Evidence-Led Product Strategy for a student portfolio app

UX Research | Accessibility Standards | Cognitive Load Reduction | Product Strategy

Overview

We partnered with Link Education League to ground an early iPad learning product in real classroom behavior. Through research with educators and leadership, we clarified feasibility constraints, reduced cognitive load, and shaped a product foundation aligned with how students and teachers actually work.

Context

Link Education League set out to replace a patchwork of Google Slides templates with an iPad app designed to help students ages 6 to 14 capture classroom work. While the vision was strong, the team needed clarity around real classroom rhythms, cognitive demands, and how much complexity teachers and students could realistically support.
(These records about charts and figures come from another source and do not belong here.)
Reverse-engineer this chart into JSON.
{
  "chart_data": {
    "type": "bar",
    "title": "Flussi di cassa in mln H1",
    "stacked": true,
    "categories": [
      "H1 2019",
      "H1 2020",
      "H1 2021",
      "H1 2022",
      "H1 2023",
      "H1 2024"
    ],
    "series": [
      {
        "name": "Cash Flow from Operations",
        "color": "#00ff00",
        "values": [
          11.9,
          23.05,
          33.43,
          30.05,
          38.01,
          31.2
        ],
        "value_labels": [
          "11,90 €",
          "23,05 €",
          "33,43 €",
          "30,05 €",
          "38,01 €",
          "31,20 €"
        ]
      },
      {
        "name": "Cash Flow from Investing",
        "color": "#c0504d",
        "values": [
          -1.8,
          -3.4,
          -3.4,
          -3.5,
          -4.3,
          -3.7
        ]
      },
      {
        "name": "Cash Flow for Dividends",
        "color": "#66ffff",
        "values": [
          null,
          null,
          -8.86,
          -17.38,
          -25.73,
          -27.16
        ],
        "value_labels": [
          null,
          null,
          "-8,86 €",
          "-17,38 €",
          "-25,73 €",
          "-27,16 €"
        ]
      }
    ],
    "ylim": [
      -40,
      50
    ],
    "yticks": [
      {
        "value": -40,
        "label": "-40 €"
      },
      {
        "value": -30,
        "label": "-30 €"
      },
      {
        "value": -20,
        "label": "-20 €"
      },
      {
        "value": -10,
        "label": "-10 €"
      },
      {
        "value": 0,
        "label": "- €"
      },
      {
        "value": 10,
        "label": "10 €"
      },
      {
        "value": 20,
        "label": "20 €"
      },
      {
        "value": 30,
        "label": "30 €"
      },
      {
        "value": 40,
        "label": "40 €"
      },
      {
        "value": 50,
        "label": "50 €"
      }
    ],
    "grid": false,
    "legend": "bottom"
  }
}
We partnered directly with leadership to validate assumptions, align the product with classroom realities, and establish a research-backed direction before deeper development.

Outcome: clearer task structure, reduced cognitive load, and a research-backed foundation ready for confident design and development.

Research focus

Our research focused on:

  • Understanding real classroom rhythms, including shared devices, short time blocks, and frequent interruptions
  • Identifying cognitive and accessibility needs across younger and neurodiverse learners
  • Clarifying how much structure students required to stay oriented and confident
  • Determining where teachers needed support versus where tools became overhead
  • Defining which constraints should shape MVP scope to ensure realistic classroom adoption

What we delivered

We supported the product from strategy through early design shaping, including:

  • Interviews with educators and organizational leadership
  • Classroom context research across usage patterns, device sharing, and environmental constraints
  • A synthesized framework for cognitive, accessibility, and developmental requirements
  • Strategic recommendations for flow structure, task sequencing, and feature scope
  • Ongoing design guidance to the in-house team throughout prototyping

This ensured the product was not only polished, but grounded in real educational environments.

Impact

The research and strategy work gave Link Education League a clear, evidence-based foundation for product decisions. Design direction became more focused, accessible, and realistic, with stronger alignment between classroom constraints and product intent.

As a result, the team moved forward with clearer guardrails, reduced cognitive overhead for students, and a product direction educators described as intuitive, calm, and attuned to classroom realities. Grounding the work in real behavior strengthened long-term viability and ensured the product could genuinely support diverse learners.